MaryJane’s grandgirls (left to right: Adria, Mia, and Stella) managing Farmer’s Market booth in 2015.

Seventy-five years ago, families spent 24 percent of their disposable income on food. That has slowly declined, dropping to 10.7 percent in 1997. So as income rises, the proportion of income spent on food declines. (Meanwhile, the amount we spend on medical bills has dramatically increased.) Of the roughly 10 percent now spent, most of it buys empty calories, chemicals, and preservatives.

Potato famine, nutritional famine—same thing. So as we motor on out to that fast-food restaurant for cheap food, that super center for a bargain, stopping along the way to spend money on plastic unnecessary objects, we, of course, devalue along the way the worth of our health, the worth of farmers, the worth of good food, the worth of land, the worth of clear water, the worth of the farm family …

Here’s what I propose. Spend 10 percent, no, spend 15 percent more on food. Go on a spending spree (in all the right places). Eat organic, eat local, eat worth, eat health. If you have a farmers’ market, go. Fill several baskets. Give every farmer you buy something from a generous tip. Remember, you have to at least double what you spend now, so you can keep us farmers around, doing what we do. (Sorry, this doesn’t include restaurants.)

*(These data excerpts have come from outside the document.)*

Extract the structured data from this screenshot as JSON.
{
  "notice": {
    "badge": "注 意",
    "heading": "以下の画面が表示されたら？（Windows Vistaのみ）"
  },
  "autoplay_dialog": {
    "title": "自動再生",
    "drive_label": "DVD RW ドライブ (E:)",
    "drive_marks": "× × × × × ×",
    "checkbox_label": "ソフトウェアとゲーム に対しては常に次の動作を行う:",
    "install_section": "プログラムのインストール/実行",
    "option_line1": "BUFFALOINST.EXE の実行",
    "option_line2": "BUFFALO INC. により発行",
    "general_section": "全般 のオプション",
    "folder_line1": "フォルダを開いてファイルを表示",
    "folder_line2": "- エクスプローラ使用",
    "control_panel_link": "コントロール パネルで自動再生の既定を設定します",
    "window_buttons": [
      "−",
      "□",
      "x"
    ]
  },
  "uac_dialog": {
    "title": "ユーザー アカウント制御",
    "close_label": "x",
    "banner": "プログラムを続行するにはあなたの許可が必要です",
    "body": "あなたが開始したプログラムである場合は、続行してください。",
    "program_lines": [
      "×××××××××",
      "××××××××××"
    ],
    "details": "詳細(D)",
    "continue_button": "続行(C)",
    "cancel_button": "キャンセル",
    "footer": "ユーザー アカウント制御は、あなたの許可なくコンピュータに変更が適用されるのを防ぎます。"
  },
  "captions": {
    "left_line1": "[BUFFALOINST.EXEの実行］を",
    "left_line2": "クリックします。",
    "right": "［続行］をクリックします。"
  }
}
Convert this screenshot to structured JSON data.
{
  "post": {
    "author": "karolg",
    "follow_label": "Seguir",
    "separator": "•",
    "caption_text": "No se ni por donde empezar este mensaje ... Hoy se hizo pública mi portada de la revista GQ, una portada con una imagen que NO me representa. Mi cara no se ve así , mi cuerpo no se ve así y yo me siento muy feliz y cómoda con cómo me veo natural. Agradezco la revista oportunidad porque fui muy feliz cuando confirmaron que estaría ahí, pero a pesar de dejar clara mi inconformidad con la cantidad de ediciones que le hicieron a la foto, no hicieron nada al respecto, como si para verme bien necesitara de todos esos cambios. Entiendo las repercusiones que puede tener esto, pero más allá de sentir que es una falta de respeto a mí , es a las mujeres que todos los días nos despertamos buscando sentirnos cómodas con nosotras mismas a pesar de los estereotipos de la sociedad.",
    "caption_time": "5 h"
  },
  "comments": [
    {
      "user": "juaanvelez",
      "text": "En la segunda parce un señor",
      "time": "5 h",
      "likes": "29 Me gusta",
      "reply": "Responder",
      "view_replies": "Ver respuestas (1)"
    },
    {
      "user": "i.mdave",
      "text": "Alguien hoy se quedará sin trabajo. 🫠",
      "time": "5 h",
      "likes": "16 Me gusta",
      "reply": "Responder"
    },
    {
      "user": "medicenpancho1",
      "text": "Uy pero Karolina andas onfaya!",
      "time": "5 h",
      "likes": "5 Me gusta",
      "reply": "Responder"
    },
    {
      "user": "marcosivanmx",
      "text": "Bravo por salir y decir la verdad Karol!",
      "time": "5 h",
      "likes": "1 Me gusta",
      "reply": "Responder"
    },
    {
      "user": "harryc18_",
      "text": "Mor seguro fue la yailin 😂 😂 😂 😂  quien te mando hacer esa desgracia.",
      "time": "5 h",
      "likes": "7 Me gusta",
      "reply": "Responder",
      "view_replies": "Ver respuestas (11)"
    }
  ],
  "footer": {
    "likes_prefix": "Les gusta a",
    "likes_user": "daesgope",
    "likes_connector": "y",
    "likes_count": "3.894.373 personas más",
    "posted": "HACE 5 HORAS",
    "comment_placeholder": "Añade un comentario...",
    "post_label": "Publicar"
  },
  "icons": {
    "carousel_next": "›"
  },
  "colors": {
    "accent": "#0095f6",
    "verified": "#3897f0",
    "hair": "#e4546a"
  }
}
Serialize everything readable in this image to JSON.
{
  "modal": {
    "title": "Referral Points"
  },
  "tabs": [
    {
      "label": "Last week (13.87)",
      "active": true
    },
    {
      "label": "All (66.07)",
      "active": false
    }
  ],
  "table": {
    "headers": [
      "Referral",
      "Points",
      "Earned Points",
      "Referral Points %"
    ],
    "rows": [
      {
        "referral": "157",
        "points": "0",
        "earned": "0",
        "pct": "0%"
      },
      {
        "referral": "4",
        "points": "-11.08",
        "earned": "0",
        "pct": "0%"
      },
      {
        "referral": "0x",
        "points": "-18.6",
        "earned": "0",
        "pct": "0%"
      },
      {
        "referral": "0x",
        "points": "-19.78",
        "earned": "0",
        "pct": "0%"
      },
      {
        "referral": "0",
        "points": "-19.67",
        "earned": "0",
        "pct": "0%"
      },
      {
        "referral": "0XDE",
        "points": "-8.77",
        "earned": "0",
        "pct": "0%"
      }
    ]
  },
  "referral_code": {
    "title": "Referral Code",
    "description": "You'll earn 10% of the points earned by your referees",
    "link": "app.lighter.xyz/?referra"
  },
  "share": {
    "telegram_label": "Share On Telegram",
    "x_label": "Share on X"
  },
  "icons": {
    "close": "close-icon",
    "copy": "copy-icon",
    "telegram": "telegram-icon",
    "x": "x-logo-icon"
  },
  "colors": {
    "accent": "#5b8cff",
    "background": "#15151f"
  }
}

How will you come up with this extra money? You’ll spend less on soda pop and beer, less on doughnuts, less on doctors, less on chips and dips, less on canned goods, less on packaged breakfast cereals, less on things like cell phones and cable TV, more on apricots, more on pastured cows, more on artisan breads, more on exquisite cheeses, more on a backyard garden (less on lawn).

You’re not just feeding your body. Try it. It has this unexpected effect: as you take a spoonful of our Shepherd’s Meat Pie followed by some fresh cherries you picked up at your local farmers’ market, keep those cherry pits in your mouth a little longer, and think about it. You’ll come to realize that paying more for your food (valuing it more) doubles its taste, essentially, doubling the value of your money.